Indistinguishability Obfuscation from LPN over Fp, DLIN, and PRGs in NC0

Abstract

In this work, we study what minimal sets of assumptions suffice for constructing indistinguishability obfuscation (iO ). We prove: Theorem(Informal): Assume sub-exponential security of the following assumptions: – the Learning Parity with Noise (LPN ) assumption over general prime fields Fp with polynomially many LPN samples and error rate 1/ kδ, where k is the dimension of the LPN secret, and δ> 0 is any constant; – the existence of a Boolean Pseudo-Random Generator (PRG ) in NC0 with stretch n1+τ, where n is the length of the PRG seed, and τ> 0 is any constant; – the Decision Linear (DLIN ) assumption on symmetric bilinear groups of prime order. Then, (subexponentially secure) indistinguishability obfuscation for all polynomial-size circuits exists.
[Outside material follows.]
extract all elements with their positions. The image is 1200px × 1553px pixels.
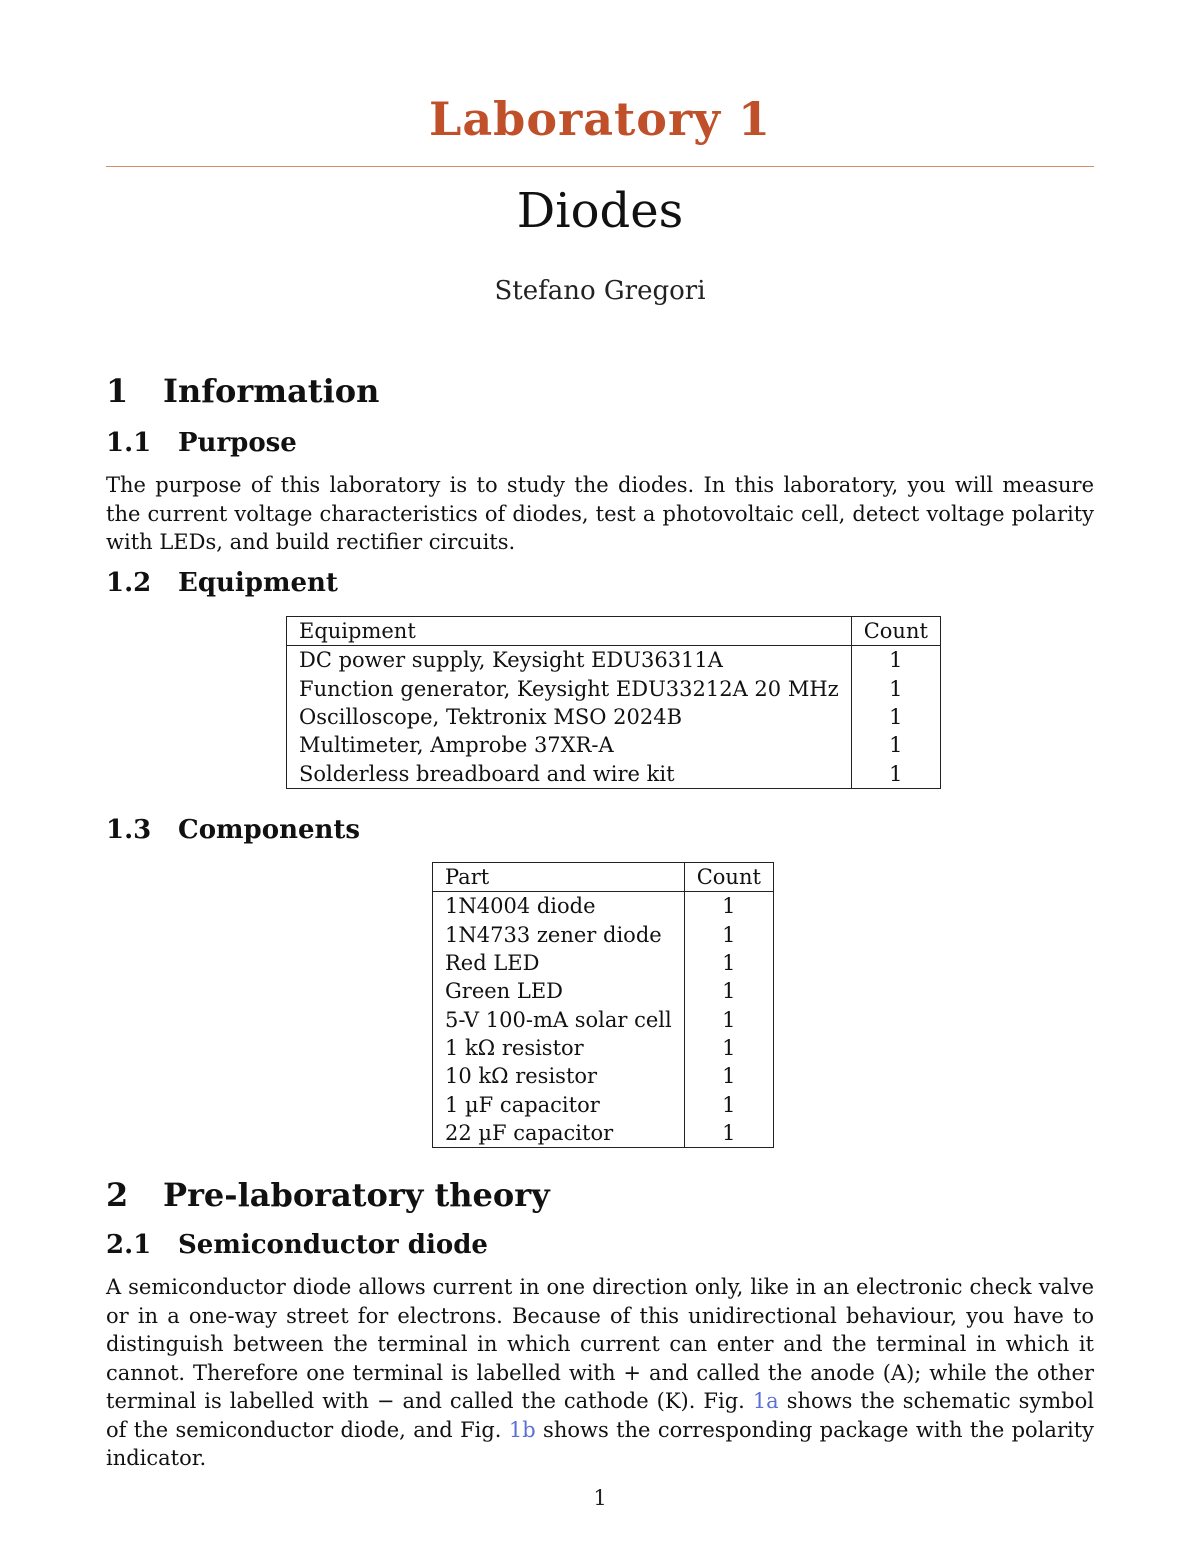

Further, assuming only polynomial security of the aforementioned assumptions, there exists collusion resistant public-key functional encryption for all polynomial-size circuits. This removes the reliance on the Learning With Errors (LWE) assumption from the recent work of [Jain, Lin, Sahai STOC’21]. As a consequence, we obtain the first fully homomorphic encryption scheme that does not rely on any lattice-based hardness assumption. Our techniques feature a new notion of randomized encoding called Preprocessing Randomized Encoding (PRE), that essentially can be computed in the exponent of pairing groups. When combined with other new techniques, PRE gives a much more streamlined construction of iO while still maintaining reliance only on well-studied assumptions.